Моя жизнь. Том I - стр. 83
Моя семья пополнилась возвратившимся из долгих странствий братом Юлиусом. Проработав продолжительное время в Париже в качестве ювелира, он хотел открыть и в Лейпциге такое же дело. Как и другие, брат с нетерпением желал услышать отрывки из моей оперы, что пока было затруднительно, так как я не владел даром легко и понятно передавать такую вещь, и лишь в состоянии полного экстаза мог играть с некоторой выразительностью. Розалия знала, что я ожидал от нее своего рода объяснения в любви: но я так и не прояснил себе, были ли объятие и сестринский поцелуй, которыми она меня наградила после того, как я исполнил свою большую арию Ады, вызваны ее действительной растроганностью или лишь нежной деликатностью по отношению ко мне.
Зато, несомненно, искренне было то рвение, с каким она ходатайствовала за мою оперу перед директором театра Рингельгардтом[210], режиссером и капельмейстером, добившись в результате обещания, что ее поставят и притом даже в скором времени. Меня заинтересовал тот факт, что дирекция тотчас же пожелала выяснить характер костюмов, нужных для моей драмы, и я с изумлением узнал, что их собирались сделать «восточными», тогда как я подбором самих имен, казалось, ясно отметил северный характер моих героев. Но эти имена нашли неподходящими, так как сказания о феях существуют не на севере, а только на востоке, и оригинал Гоцци, несомненно, имел ориенталистический характер. С величайшим негодованием боролся я против невыносимых тюрбанов и кафтанов и настойчиво требовал рыцарских костюмов начала Средних веков.
Затем надо было точно сговориться относительно партитуры с капельмейстером Штегмайером [Stegmayer]. Было очень трудно добиться толку от этого удивительно маленького и толстенького человека с белокурой кудрявой головой и в высшей степени жизнерадостным характером.
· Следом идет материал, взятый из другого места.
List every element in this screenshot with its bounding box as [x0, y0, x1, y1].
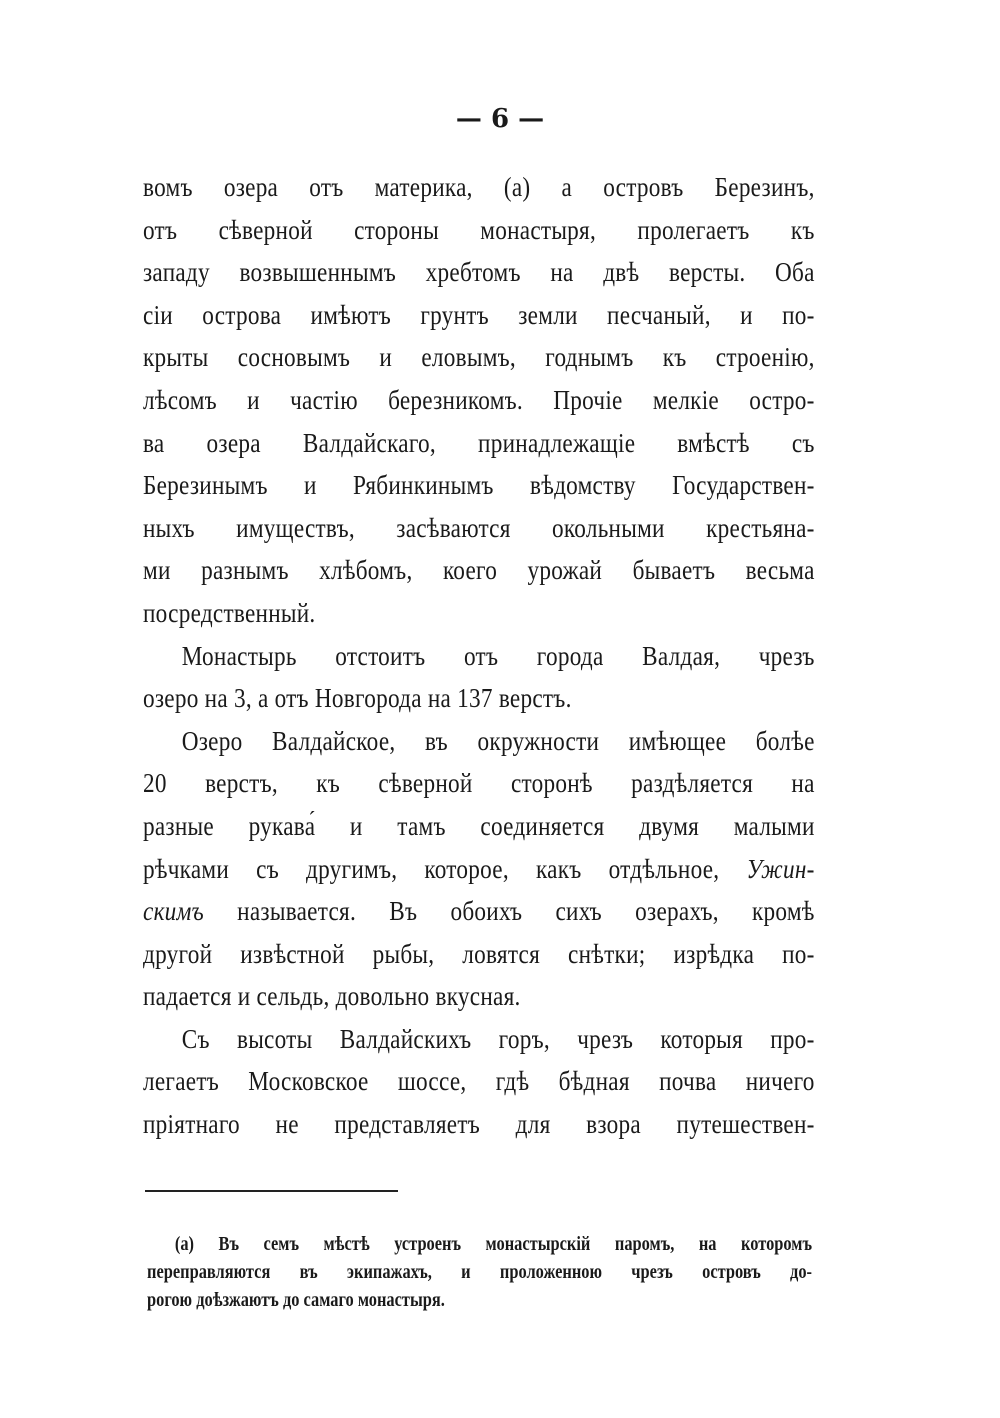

В кабачке нам всегда удавалось поразительно скоро столковаться. Но как только мы усаживались за рояль, мне приходилось выслушивать самые странные возражения, смысла которых я долгое время не понимал. Так как это шатанье из стороны в сторону сильно затягивало дело, я решил ближе познакомиться с режиссером оперы, очень любимым тогда в Лейпциге певцом и знатоком искусства Хаузером[211].
Меня ждали удивительные открытия на его счет: человек, завоевавший лейпцигскую публику в ролях севильского цирюльника[212] и англичанина из «Фра-Дьяволо»[213], у себя дома оказался внезапно фанатичным приверженцем самой старой музыки. С удивлением подметил я плохо скрытое презрение, с каким он отзывался о самом Моцарте, сожалея в то же время, что у нас не осталось опер от Себастьяна Баха. Объяснив мне, что до сих пор еще никто не написал драматической музыки, что один лишь Глюк обнаружил некоторую способность в этом направлении, он перешел к добросовестному рассмотрению моей собственной оперы. Я желал знать его мнение относительно возможной ее постановки, но вместо этого ему заблагорассудилось указывать мне в каждом номере всю ошибочность моего «направления». Я испытывал неслыханные муки, просматривая свою работу с этим человеком. От матери и сестры я не скрыл своего глубокого отчаяния.